Milton Friedman ["The Methodology of Positive Economics"] describes economic science as:
"[A] system of generalizations that can be used to make correct predictions about the consequences of any change in circumstances." [p. 4]
And, he notes this system has two components.
"In part, it is a 'language' designed to promote systematic and organized methods of reasoning. In part, it is a body of substantive hypotheses designed to abstract essential features of complex reality." [p. 7]
He goes on to say:
"Viewed as a language, theory has no substantive content; it is a set of tautologies." [p. 7]
In one sense the economic language, like any other language and modern logic for that matter, is a set of tautologies.  Concepts such as supply and demand, perfect monopolies and perfect competition are defined relative to one another within the diagram.  The relationships between them are true, by definition, in all instances.

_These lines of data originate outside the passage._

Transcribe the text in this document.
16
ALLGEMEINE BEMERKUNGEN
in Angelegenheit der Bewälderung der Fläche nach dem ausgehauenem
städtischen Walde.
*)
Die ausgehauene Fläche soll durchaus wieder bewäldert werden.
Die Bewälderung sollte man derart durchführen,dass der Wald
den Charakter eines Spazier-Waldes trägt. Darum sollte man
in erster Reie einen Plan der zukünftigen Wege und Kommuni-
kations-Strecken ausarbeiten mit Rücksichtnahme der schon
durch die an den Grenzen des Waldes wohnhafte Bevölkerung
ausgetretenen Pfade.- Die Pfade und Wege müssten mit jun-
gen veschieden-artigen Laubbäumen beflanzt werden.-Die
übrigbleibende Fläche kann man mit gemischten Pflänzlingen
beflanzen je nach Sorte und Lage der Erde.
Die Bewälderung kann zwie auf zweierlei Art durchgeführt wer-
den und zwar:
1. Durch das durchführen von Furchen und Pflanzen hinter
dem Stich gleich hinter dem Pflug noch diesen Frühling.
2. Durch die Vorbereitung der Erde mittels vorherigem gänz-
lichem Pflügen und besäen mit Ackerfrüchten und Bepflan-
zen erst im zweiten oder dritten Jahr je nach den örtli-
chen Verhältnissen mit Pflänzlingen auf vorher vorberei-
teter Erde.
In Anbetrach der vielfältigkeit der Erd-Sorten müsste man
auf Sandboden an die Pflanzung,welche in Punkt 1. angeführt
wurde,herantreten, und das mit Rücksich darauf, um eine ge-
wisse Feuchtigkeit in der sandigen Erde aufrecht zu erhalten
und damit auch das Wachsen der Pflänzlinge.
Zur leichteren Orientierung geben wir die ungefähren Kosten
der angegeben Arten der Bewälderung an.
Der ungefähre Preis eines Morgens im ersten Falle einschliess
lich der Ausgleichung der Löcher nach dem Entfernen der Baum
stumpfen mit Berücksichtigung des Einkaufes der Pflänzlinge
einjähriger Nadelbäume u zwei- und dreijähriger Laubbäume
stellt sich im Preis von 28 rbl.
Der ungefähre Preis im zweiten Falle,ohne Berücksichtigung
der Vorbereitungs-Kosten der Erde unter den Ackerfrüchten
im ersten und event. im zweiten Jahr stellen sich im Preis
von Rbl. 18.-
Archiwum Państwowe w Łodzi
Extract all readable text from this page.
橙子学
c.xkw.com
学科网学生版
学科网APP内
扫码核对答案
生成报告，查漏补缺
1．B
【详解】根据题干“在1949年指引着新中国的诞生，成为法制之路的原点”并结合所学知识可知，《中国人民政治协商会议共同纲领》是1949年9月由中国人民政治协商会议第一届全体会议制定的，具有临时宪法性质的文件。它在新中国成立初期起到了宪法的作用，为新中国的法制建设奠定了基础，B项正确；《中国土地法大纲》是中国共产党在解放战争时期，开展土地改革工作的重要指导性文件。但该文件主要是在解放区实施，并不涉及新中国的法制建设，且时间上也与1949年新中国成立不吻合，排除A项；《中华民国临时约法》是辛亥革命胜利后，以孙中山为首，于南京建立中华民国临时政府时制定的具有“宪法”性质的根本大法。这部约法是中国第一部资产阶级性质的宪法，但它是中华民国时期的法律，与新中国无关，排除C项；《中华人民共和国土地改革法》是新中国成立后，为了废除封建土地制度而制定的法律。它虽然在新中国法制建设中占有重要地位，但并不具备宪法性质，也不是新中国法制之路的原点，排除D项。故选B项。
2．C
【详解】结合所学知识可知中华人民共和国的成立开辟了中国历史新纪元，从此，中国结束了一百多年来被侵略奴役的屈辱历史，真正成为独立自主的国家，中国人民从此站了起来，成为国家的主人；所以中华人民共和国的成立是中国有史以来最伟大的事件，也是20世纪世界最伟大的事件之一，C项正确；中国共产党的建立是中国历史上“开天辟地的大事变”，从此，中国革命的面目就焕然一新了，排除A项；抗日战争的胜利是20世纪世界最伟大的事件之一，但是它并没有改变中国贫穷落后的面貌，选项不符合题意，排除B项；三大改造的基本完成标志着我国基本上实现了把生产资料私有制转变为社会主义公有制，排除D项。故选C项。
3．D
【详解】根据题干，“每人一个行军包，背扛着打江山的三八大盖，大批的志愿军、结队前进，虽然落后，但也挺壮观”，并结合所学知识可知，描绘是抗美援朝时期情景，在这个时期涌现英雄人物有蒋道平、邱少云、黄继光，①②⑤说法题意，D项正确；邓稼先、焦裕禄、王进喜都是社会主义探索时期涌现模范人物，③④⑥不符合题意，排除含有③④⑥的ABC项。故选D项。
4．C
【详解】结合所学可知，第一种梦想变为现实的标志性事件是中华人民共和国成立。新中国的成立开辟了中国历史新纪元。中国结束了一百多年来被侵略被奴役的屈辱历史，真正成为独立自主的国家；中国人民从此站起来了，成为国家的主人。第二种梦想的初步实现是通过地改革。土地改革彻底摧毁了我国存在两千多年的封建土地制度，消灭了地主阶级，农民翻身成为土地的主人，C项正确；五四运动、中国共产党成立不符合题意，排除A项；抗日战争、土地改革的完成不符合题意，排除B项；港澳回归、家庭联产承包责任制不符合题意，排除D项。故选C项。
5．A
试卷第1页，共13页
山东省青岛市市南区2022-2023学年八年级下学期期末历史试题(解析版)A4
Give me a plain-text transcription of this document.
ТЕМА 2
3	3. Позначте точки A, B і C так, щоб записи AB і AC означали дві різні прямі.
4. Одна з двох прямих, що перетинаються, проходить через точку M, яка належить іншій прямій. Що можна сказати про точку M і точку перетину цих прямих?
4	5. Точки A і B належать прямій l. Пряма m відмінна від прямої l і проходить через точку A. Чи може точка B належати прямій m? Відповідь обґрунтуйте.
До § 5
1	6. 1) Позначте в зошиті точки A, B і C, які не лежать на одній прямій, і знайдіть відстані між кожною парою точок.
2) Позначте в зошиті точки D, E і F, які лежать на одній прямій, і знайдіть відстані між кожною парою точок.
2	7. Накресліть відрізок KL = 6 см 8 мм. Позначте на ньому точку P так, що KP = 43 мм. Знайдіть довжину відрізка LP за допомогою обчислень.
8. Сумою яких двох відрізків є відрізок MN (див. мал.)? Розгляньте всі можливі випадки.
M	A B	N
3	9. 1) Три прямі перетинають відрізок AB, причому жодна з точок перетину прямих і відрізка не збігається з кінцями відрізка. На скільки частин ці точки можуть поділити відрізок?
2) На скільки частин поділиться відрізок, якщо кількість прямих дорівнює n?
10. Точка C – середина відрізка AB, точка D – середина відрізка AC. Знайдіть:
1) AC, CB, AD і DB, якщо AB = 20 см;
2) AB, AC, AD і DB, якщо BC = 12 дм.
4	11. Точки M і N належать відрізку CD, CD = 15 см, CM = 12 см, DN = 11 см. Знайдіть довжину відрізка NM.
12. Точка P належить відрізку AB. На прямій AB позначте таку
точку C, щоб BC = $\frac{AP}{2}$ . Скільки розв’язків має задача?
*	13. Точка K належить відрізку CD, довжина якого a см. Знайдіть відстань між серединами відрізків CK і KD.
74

However, consider the accounting assumption, at least it was an assumption when I took accounting, that businesses are "on-going concerns."  Much of accounting, but especially the valuing of assets at cost, was based on this assumption.  It was part of defining what a "business" was, part of the accounting language, but it was not a tautology. The corporate raiders of, what was it, the 1980s, made a great deal of money, even went to jail, questioning that assumption.  There was a large and profitable difference between assets valued at cost in an ongoing concern and those same assets if the "business" was not to be an ongoing concern.

A language or logic does not sever its connection with experience by being tautologically consistent.  X = X is always true, but there remains the question of just what can and cannot be an X.  That tautology, and the diagrammatic inferences made employing it, will not work for something like Philip, who can be drunk or sober.

Sunday, April 1, 2012

Assessing the Consequences

Peirce describes working with diagrams as follows:
"It is by manipulating on paper, or in the fancy, formulæ or other diagrams — experimenting on them, experiencing the thing. Such experience alone evolves the reason hidden within us and as utterly hidden as gold ten feet below ground — and this experience only differs from what usually carries that name in that it brings out the reason hidden within and not the reason of Nature, as do the chemist's or physicist's experiments." [CP 4.86]
He seems to have in mind the self-contained axiomatic diagrams, such as geometry or logic, and the "experimentation" he describes occurs within the diagram itself. It does not involve experience outside the diagram.  We might add new indices or relations to a map, to a steamboat pilot's knowledge, or to the sciences of chemistry and physics, but that would not be done working only within those diagrams.  It would be done by applying them to experience and measuring the inferences made against experience.  The diagram would be tied to experience both fore and aft as it were, and it is a peculiarity of axiomatic diagrams, not diagrammatic thinking in general, that they can cast off those lines and set sail.  And even having set sail, those axiomatic diagrams must be able to dock again, to measure their results against experience now and then.  Where there is an objective or axiomatic consistency on the input-side of diagrams, there is a consistency derived from assessing their inferences on the output-side.

This not to say diagrammatic thinking is necessarily experimental.  Any of Peirce's means of fixing beliefs — tenacity, authority, discussion, and/or experimentation — can be used to measure the consequences being inferred from a diagram, and thereby assess the diagram itself.  Even within the experimental means there are any number of criteria — truth, utility, beauty, goodness — that can be and have been applied.  This is just to say there is a measure in using the diagram that has a bearing on the structuring of the diagram itself.